Las escenas de pánico en la Kabul conquistada por el talibán, sólo se comparan a las efusiones de hipocresía de los defensores del imperialismo yanqui en el resto del mundo. La derrota estratégica de Estados Unidos en Afganistán y la crisis de sus pretensiones hegemónicas mundiales no ocurrió ayer.
La imagen estremecedora de centenares de personas en el aeropuerto de Kabul persiguiendo a un Boeing C-17 de la aviación estadounidense, algunas de ellas arrimadas al fuselaje y que caen tras el despegue, se ha convertido, en pocas horas, en un símbolo. Pero un símbolo ¿de qué?
¿Del abandono de las potencias imperialistas de sus antiguos empleados y asistentes afganos, que abarrotaron el aeropuerto? Nadie había pensado en ellos. La evacuación era para militares, mercenarios privados, agentes de inteligencia, diplomáticos, en suma, el personal que compone una administración colonial. Los colaboradores nativos, despreciados entre la población, también son despreciados por sus antiguos amos. Pero esa es una vieja regla, los traidores traicionados, que se ha aplicado una y otra vez a lo largo de la historia por los colonizadores.
¿Es un símbolo del horror que el talibán provoca entre la población civil en Afganistán? Ciertamente, el rechazo al emirato es mayor en las grandes ciudades. El recuerdo de su anterior dominio sobre el país -fanático y arbitrario- es especialmente repudiado en las urbes. Pero el descenso del país en la imposición, el abuso y el autoritarismo no es de ahora. Ha sido constante en una historia de guerras civiles e invasiones, que adquirió su forma moderna en la intervención de Estados Unidos a fines de la década de los ’70.
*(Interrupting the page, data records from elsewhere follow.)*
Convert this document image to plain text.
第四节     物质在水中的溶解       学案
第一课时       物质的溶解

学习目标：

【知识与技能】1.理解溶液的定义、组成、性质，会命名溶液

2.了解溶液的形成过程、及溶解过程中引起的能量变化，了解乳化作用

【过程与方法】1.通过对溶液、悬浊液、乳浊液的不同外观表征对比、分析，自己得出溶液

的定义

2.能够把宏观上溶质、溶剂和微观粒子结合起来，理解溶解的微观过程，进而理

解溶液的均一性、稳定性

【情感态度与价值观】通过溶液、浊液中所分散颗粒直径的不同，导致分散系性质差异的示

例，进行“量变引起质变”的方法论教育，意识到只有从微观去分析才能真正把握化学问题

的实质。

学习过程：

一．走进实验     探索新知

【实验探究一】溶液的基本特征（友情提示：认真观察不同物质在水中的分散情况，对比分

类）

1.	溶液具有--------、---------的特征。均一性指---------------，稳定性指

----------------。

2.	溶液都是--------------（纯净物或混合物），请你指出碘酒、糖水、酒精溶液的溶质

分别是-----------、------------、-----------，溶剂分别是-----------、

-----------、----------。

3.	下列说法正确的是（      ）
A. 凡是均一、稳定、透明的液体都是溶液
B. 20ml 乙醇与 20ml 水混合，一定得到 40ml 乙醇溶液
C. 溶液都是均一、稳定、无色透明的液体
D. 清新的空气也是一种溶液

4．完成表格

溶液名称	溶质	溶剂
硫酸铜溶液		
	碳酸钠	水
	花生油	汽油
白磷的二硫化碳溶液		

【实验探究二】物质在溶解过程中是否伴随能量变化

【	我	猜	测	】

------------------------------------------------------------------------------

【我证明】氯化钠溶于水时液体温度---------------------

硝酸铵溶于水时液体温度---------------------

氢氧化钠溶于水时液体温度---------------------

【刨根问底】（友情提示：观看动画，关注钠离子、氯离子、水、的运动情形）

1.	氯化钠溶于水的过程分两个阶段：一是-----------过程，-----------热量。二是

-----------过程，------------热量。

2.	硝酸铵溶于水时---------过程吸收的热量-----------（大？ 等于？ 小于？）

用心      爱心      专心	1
¿Es, acaso, un símbolo de la suerte que le depara a las mujeres? El fanatismo religioso del talibán predica la sumisión de las mujeres; su raíz islámica no se diferencia en eso de otras religiones. La forma particular que adquiere en Afganistán, sin embargo, está tan ligada a las supersticiones religiosas de una secta particular como a la existencia general de una forma patriarcal de organización social que prevalece en el país. Los talibanes, justamente, supieron combinar la retrógrada cultura tribal de Afganistán con un discurso religioso. Y fueron las potencias occidentales, liberales, humanitarias, respetuosas de los derechos humanos y de los derechos de las mujeres, por cierto, los que atizaron la resistencia a las medidas que buscaban liberar a las mujeres -a todas las mujeres, no sólo a aquellas más pudientes de las ciudades- de la opresión ancestral. Esa política era el centro de la revolución de abril de 1978 que el imperialismo yanqui se empeñó en destruir. Lo que logró, sin embargo, fue levantar, con incontables recursos financieros e infinitos arsenales, a los señores de la guerra, jefes feudales enfrentados los unos a los otros en guerras interminables. El talibán es el resultado político de ese enfrentamiento, la única forma en establecer un poder político a nivel nacional. Pero eso, los imperialistas también lo sabían. Los lamentos sobre la suerte del pueblo afgano -y de sus mujeres- a partir de ahora son falsos, porque ignoran su sufrimiento desde hace más de 40 años.
¿Es, entonces, la representación patética de la derrota del imperialismo estadounidense? Puede ser. Pero los invasores ya habían sufrido reveses humillantes que eran una señal cierta de que no podrían seguir ocupando Afganistán. Y todos sabían que la derrota final del régimen sostenido por Estados Unidos vendría rápidamente. El contenido de las negociaciones que abrió Donald Trump con los talibanes en 2018 ya dejaba claro que esa era el desenlace seguro. La ofensiva iniciada en 2021, que culminó ahora con la caída de Kabul, tampoco dejaba dudas a nadie sobre lo que iba a pasar. El presidente Joseph Biden reconoció hoy que el derrumbe ocurrió más rápido de lo previsto, nada más. El debilitamiento, en tanto, del imperialismo estadounidense en el mundo, no se origina con su retirada de Afganistán. Fue, más bien, su invasión, en 2002, la que, paradójicamente, lo dejó al descubierto. Es un signo de la crisis general del capital que lleva, mientras no se termine con este sistema, a penurias, sufrimiento y guerras constantes.
Si de símbolos se trata, entonces, lo único que refleja la caída de Kabul es la existencia de un orden caduco e injusto que domina a todo el mundo y que favorece a la barbarie, la violencia y la destrucción.